White Cupcakes
Prep Time 15 mins
Cook Time 20 mins
Serves 24
Difficulty N/A
Ingredients
- 2 1/4 cups Robin Hood® Original All Purpose Flour
- 1 1/2 cups granulated sugar
- 1 tbsp baking powder
- 1 tsp salt
- 2/3 cup milk
- 1 tsp vanilla extract
- 1/3 cup milk
- 4 egg whites, unbeaten
- 1/2 cup All Vegetable Shortening
Directions
Step 1:
Preheat oven 350°F (180°C).
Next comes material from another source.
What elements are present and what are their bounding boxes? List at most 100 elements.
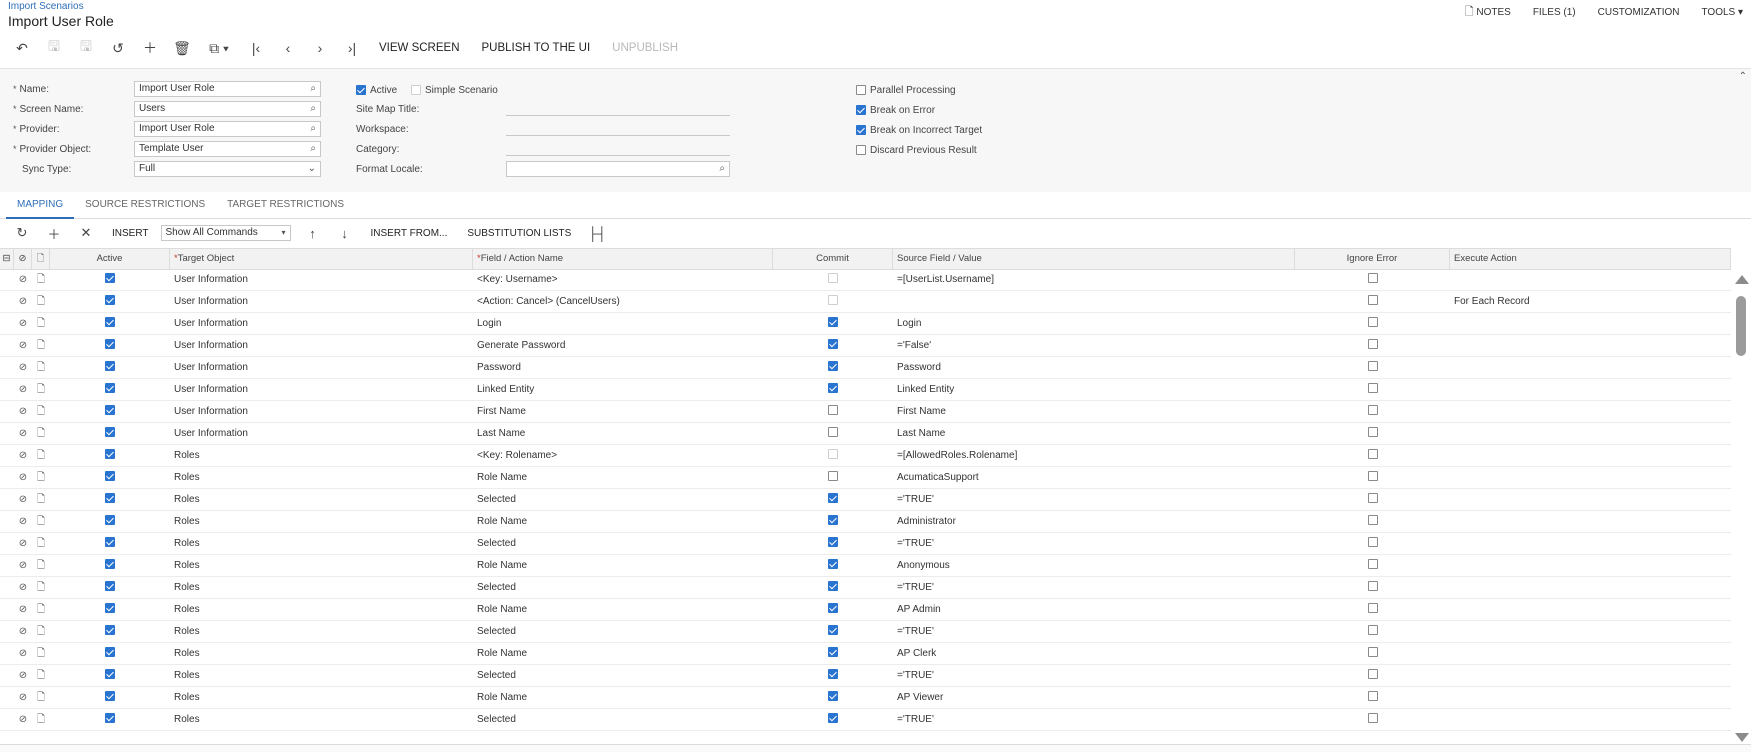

Line 24 muffin cups with paper liners.
Step 2:
Blend flour, sugar, baking powder and salt together in large mixing bowl.
Step 3:
Add shortening, 2/3 cup (150 mL) milk and vanilla.
Step 4:
Beat 2 minutes using an electric mixer on medium speed, scraping sides and bottom of bowl constantly.
Step 5:
Add remaining milk and unbeaten egg whites.
Step 6:
Beat 2 minutes more, scraping bowl frequently.
Step 7:
Fill prepared muffin cups 3/4 full.
Step 8:
Bake in preheated oven for 15 to 20 minutes or until toothpick inserted in centre comes out clean.
Step 9:
Remove from pans; cool on wire rack.
Step 10:
Frost and decorate as desired. See Basic Vanilla Butter Icing recipe.